A ex-servidora foi ouvida pelo corregedor do MP-BA, Carlos Augusto Machado de Brito, no dia 15 de janeiro, e protocolou a queixa formal no CN-MP em 23 de fevereiro.
RELEMBRE O CASO
Uma ex-assessora da 13ª Promotoria de Justiça de Juazeiro, no norte da Bahia, formalizou uma denúncia na Corregedoria do Ministério Público da Bahia (MP-BA) e no Conselho Nacional do Ministério Público (CNMP) contra a promotora Aline Curvêlo Tavares de Sá.

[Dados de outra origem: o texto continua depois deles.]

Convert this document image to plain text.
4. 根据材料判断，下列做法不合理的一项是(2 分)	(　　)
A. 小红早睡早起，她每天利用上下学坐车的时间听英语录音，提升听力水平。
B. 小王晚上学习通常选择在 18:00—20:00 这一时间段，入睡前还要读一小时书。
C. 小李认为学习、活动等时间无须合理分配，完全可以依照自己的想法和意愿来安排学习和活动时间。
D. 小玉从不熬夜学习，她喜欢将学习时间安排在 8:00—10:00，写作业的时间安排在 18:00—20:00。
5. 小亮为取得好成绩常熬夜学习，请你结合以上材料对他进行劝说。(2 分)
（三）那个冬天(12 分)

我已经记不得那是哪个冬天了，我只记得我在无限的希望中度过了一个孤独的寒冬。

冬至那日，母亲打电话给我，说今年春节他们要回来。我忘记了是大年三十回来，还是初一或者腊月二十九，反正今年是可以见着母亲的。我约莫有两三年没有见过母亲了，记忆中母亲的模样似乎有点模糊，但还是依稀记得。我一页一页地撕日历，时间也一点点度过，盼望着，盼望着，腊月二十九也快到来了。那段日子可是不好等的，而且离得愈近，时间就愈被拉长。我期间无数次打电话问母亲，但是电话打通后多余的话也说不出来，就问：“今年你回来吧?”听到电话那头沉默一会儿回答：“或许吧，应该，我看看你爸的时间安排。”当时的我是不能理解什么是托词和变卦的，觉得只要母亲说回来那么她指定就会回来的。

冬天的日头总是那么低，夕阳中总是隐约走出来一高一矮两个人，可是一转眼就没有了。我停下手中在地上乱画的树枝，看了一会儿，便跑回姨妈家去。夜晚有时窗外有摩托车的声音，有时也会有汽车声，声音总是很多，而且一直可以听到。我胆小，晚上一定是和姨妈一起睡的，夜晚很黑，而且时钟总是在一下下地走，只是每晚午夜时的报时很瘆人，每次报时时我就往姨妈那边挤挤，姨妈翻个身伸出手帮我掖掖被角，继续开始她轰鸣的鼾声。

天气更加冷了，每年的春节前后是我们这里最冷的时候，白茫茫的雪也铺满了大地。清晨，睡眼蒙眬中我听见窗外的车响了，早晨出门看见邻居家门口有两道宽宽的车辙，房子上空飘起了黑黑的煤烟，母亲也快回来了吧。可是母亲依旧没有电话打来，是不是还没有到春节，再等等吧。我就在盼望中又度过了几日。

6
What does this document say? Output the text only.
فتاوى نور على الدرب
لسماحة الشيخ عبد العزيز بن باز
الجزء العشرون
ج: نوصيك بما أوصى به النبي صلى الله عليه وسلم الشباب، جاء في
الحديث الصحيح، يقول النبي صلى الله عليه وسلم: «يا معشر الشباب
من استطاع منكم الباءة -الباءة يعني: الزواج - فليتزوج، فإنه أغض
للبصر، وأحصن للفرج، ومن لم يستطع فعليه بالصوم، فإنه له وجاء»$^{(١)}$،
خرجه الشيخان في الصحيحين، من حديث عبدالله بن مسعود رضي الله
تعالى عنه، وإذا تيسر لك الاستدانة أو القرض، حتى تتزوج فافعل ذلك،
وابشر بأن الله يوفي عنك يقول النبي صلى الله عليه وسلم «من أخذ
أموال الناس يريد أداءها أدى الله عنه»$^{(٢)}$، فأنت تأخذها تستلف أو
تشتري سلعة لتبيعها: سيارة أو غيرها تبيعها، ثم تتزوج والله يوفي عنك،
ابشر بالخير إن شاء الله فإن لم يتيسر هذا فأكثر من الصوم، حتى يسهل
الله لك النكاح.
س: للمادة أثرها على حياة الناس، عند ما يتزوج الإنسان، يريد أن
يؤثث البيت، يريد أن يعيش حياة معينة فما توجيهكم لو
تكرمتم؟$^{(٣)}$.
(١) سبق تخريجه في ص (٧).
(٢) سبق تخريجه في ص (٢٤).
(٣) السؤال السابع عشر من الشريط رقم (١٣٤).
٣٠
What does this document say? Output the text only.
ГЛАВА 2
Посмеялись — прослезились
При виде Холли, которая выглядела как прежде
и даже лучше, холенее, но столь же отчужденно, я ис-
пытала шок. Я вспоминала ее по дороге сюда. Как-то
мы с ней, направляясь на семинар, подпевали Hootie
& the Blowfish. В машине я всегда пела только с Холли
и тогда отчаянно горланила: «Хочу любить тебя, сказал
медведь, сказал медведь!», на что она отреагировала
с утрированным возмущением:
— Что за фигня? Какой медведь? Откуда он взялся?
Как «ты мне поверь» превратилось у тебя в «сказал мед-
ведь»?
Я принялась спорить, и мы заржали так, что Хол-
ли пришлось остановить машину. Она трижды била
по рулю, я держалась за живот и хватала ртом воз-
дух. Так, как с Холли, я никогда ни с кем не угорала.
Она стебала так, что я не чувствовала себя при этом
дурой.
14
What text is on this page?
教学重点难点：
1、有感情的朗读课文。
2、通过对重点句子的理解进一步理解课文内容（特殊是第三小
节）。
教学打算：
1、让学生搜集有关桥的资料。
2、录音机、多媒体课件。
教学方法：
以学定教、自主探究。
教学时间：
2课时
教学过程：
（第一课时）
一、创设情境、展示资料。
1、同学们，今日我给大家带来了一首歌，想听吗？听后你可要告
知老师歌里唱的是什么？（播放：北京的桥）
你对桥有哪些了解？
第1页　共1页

A servidora alegou que, por quase sete anos, utilizou a assinatura eletrônica da titular da unidade para validar atos oficiais, incluindo denúncias, pedidos de prisão, alvarás de soltura, transferências de presos e solicitações de quebra de sigilo telefônico.
Em janeiro de 2026, o Bahia Notícias revelou que o desligamento da assessora foi marcado por uma carta de despedida na qual ela denunciava uma série de abusos e condições laborais que, segundo o relato, violaram sistematicamente sua dignidade e direitos.